Le fonctionnement des industries de réseau montre bien un des défauts de l’économie françaises et de ses entreprises. Des siècles de Colbertisme et d’intervention étatique lui ont fait croire que seules les très grandes entreprises maitresses sur leur marché national avaient de l’avenir. Cela préparait mal à l’ouverture des réseaux. Surtout que l’égalitarisme républicain et le mythe de la méritocratie a abouti à créer une catégorie que le monde nous enviait mais qui est maintenant un boulet: les élites issues des grandes écoles. Nous avons des Etats-Majors de clones qui se sont révélés d’une grande efficacité lorsqu’il a fallu développé notre économie dans le cadre national protégé ou la reconstruire après guerre mais se montrent singulièrement peu réactifs quand il s’agit d’affronter une économie plus fluide. Et surtout qui n’ont pas une perception nette de ce qui relève du service public et ce qui relève du marché.

Dès lors, ne serait-il pas plus simple de clarifier les choses et dire que dans les industries de réseau il convient de distinguer ce qui est le réseau de ce qui est son exploitation qui n’est le plus souvent qu’une question de marketing et de démarche astucieuse à coup de tarif et de services complémentaires.

Ceci amènerait à séparer de façon draconienne la gestion du réseau de son exploitation.
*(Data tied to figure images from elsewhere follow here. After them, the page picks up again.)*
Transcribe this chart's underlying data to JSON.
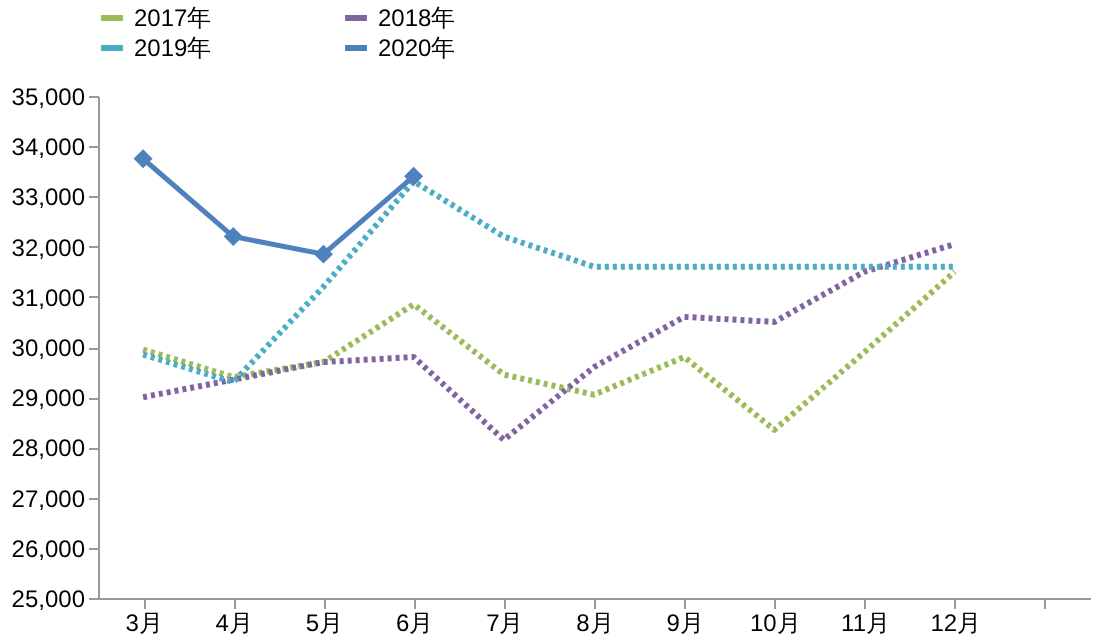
{
  "chart_data": {
    "type": "line",
    "categories": [
      "3月",
      "4月",
      "5月",
      "6月",
      "7月",
      "8月",
      "9月",
      "10月",
      "11月",
      "12月",
      null
    ],
    "series": [
      {
        "name": "2017年",
        "color": "#9bbb59",
        "line_style": "dotted",
        "marker": "none",
        "values": [
          29950,
          29400,
          29700,
          30850,
          29450,
          29050,
          29800,
          28350,
          29900,
          31500,
          null
        ]
      },
      {
        "name": "2018年",
        "color": "#8064a2",
        "line_style": "dotted",
        "marker": "none",
        "values": [
          29000,
          29350,
          29700,
          29800,
          28150,
          29600,
          30600,
          30500,
          31500,
          32050,
          null
        ]
      },
      {
        "name": "2019年",
        "color": "#4bacc6",
        "line_style": "dotted",
        "marker": "none",
        "values": [
          29850,
          29300,
          31200,
          33300,
          32200,
          31600,
          31600,
          31600,
          31600,
          31600,
          null
        ]
      },
      {
        "name": "2020年",
        "color": "#4f81bd",
        "line_style": "solid",
        "marker": "diamond",
        "values": [
          33750,
          32200,
          31850,
          33400,
          null,
          null,
          null,
          null,
          null,
          null,
          null
        ]
      }
    ],
    "ylim": [
      25000,
      35000
    ],
    "yticks": [
      {
        "value": 25000,
        "label": "25,000"
      },
      {
        "value": 26000,
        "label": "26,000"
      },
      {
        "value": 27000,
        "label": "27,000"
      },
      {
        "value": 28000,
        "label": "28,000"
      },
      {
        "value": 29000,
        "label": "29,000"
      },
      {
        "value": 30000,
        "label": "30,000"
      },
      {
        "value": 31000,
        "label": "31,000"
      },
      {
        "value": 32000,
        "label": "32,000"
      },
      {
        "value": 33000,
        "label": "33,000"
      },
      {
        "value": 34000,
        "label": "34,000"
      },
      {
        "value": 35000,
        "label": "35,000"
      }
    ],
    "grid": false,
    "legend": "top"
  }
}
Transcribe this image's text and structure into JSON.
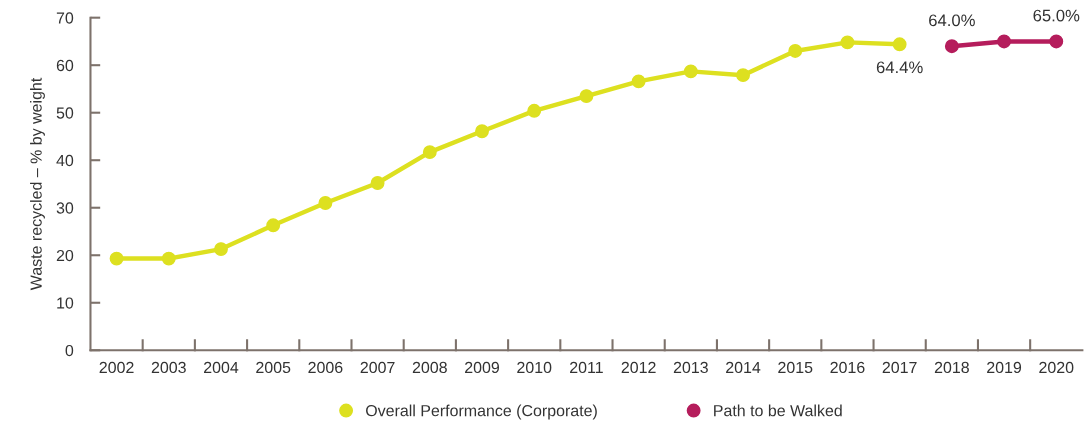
{
  "chart_data": {
    "type": "line",
    "ylabel": "Waste recycled – % by weight",
    "categories": [
      "2002",
      "2003",
      "2004",
      "2005",
      "2006",
      "2007",
      "2008",
      "2009",
      "2010",
      "2011",
      "2012",
      "2013",
      "2014",
      "2015",
      "2016",
      "2017",
      "2018",
      "2019",
      "2020"
    ],
    "series": [
      {
        "name": "Overall Performance (Corporate)",
        "color": "#dde020",
        "values": [
          19.3,
          19.3,
          21.3,
          26.3,
          31.0,
          35.2,
          41.7,
          46.1,
          50.4,
          53.5,
          56.6,
          58.7,
          57.9,
          63.0,
          64.8,
          64.4,
          null,
          null,
          null
        ],
        "value_labels": [
          null,
          null,
          null,
          null,
          null,
          null,
          null,
          null,
          null,
          null,
          null,
          null,
          null,
          null,
          null,
          "64.4%",
          null,
          null,
          null
        ]
      },
      {
        "name": "Path to be Walked",
        "color": "#b51d5c",
        "values": [
          null,
          null,
          null,
          null,
          null,
          null,
          null,
          null,
          null,
          null,
          null,
          null,
          null,
          null,
          null,
          null,
          64.0,
          65.0,
          65.0
        ],
        "value_labels": [
          null,
          null,
          null,
          null,
          null,
          null,
          null,
          null,
          null,
          null,
          null,
          null,
          null,
          null,
          null,
          null,
          "64.0%",
          null,
          "65.0%"
        ]
      }
    ],
    "ylim": [
      0,
      70
    ],
    "yticks": [
      0,
      10,
      20,
      30,
      40,
      50,
      60,
      70
    ],
    "grid": false,
    "legend": "bottom",
    "marker": "circle",
    "line_style": "solid"
  }
}
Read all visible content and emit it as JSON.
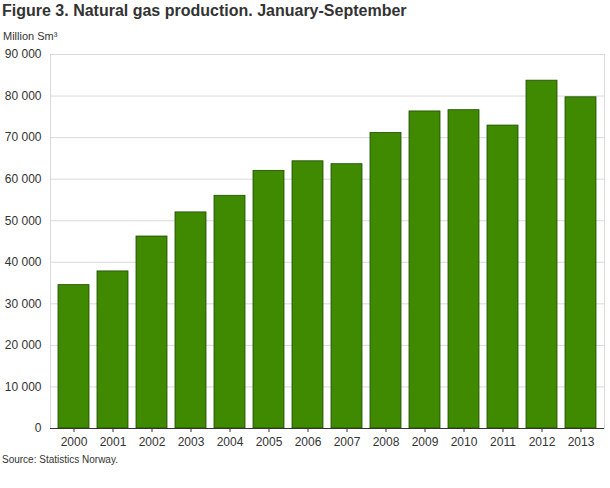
{
  "chart_data": {
    "type": "bar",
    "title": "Figure 3. Natural gas production. January-September",
    "y_label": "Million Sm³",
    "source": "Source: Statistics Norway.",
    "categories": [
      "2000",
      "2001",
      "2002",
      "2003",
      "2004",
      "2005",
      "2006",
      "2007",
      "2008",
      "2009",
      "2010",
      "2011",
      "2012",
      "2013"
    ],
    "values": [
      34500,
      37800,
      46200,
      52000,
      56000,
      62000,
      64300,
      63600,
      71100,
      76300,
      76600,
      72900,
      83700,
      79700
    ],
    "color": "#3f8a00",
    "ylim": [
      0,
      90000
    ],
    "yticks": [
      0,
      {
        "value": 10000,
        "label": "10 000"
      },
      {
        "value": 20000,
        "label": "20 000"
      },
      {
        "value": 30000,
        "label": "30 000"
      },
      {
        "value": 40000,
        "label": "40 000"
      },
      {
        "value": 50000,
        "label": "50 000"
      },
      {
        "value": 60000,
        "label": "60 000"
      },
      {
        "value": 70000,
        "label": "70 000"
      },
      {
        "value": 80000,
        "label": "80 000"
      },
      {
        "value": 90000,
        "label": "90 000"
      }
    ],
    "grid": true
  }
}
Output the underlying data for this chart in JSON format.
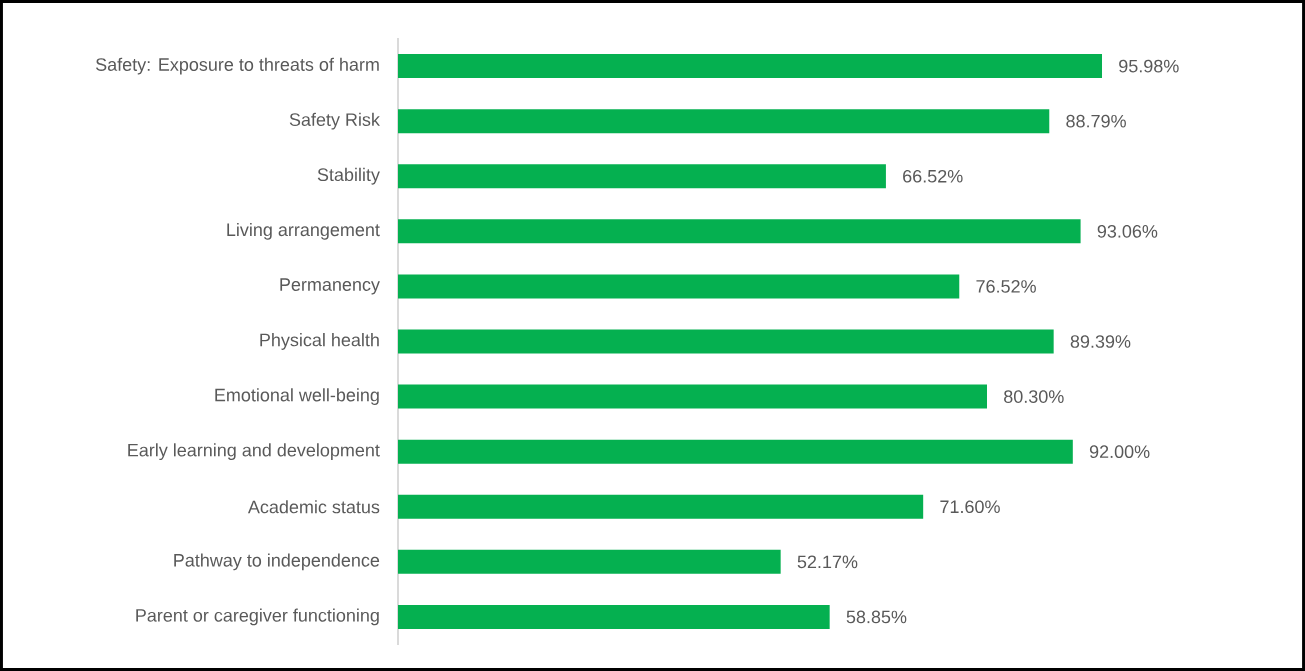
{
  "chart_data": {
    "type": "bar",
    "orientation": "horizontal",
    "color": "#05b050",
    "tick_labels": "y",
    "categories": [
      "Safety: Exposure to threats of harm",
      "Safety Risk",
      "Stability",
      "Living arrangement",
      "Permanency",
      "Physical health",
      "Emotional well-being",
      "Early learning and development",
      "Academic status",
      "Pathway to independence",
      "Parent or caregiver functioning"
    ],
    "values": [
      95.98,
      88.79,
      66.52,
      93.06,
      76.52,
      89.39,
      80.3,
      92.0,
      71.6,
      52.17,
      58.85
    ],
    "value_labels": [
      "95.98%",
      "88.79%",
      "66.52%",
      "93.06%",
      "76.52%",
      "89.39%",
      "80.30%",
      "92.00%",
      "71.60%",
      "52.17%",
      "58.85%"
    ]
  }
}
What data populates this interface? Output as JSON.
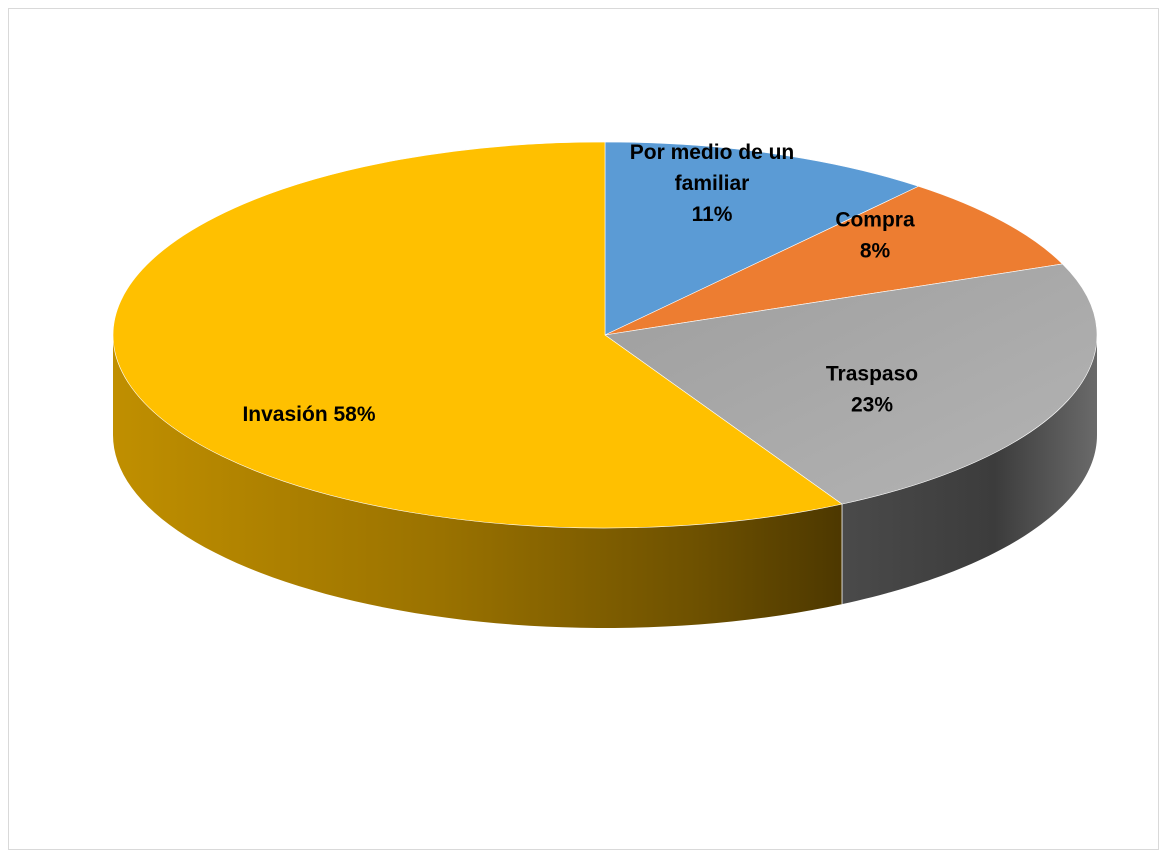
{
  "chart_data": {
    "type": "pie",
    "style": "3d",
    "title": "",
    "slices": [
      {
        "label": "Por medio de un familiar",
        "label_lines": [
          "Por medio de un",
          "familiar",
          "11%"
        ],
        "value": 11,
        "color": "#5b9bd5"
      },
      {
        "label": "Compra",
        "label_lines": [
          "Compra",
          "8%"
        ],
        "value": 8,
        "color": "#ed7d31"
      },
      {
        "label": "Traspaso",
        "label_lines": [
          "Traspaso",
          "23%"
        ],
        "value": 23,
        "color": "#a5a5a5"
      },
      {
        "label": "Invasión",
        "label_lines": [
          "Invasión 58%"
        ],
        "value": 58,
        "color": "#ffc000"
      }
    ],
    "legend": "none",
    "data_labels": "inside"
  }
}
Le réseau étant un bien public puisque financé initialement sur fond public avec l’objectif , revendiqué, de maintenir l’égalité d’accès aux « quatre coins de l’Hegagone », sa gestion revient naturellement à un opérateur public, qui ne peut pas être le régulateur mais qui ne peut pas être non plus un des opérateurs. Cet opérateur public est le seul à avoir le droit d’intervenir dans le développement et la maintenance du réseau. Pour ce faire, il dispose de deux sources financières : la rémunération que lui versent, en fonction stricte de leur utilisation, tous les opérateurs et le financement public que lui accorde les pouvoirs publics, nationaux ou locaux. Vous comprenez tout de suite que les tarifs pratiqués par ces opérateurs publics devient une donnée stratégique: s’ils sont trop élevés, au regard du service rendu, les exploitants de statut privé et mus essentiellement par la maximisation du capital investi, vous réagir ou se désinvestir. S’ils sont trop bas, c’est soit le réseau lui-même qui pâtit, soit les finances publiques qui pallient. Vous pouvez faire confiance soit aux usagers, soit aux représentants du Peuple pour le faire remarquer.

Si un-e- des candidats-e-s à l’élection présidentielle avance cette proposition, c’est sûr qu’il aura ma voix. Je pense ne pas être le seul.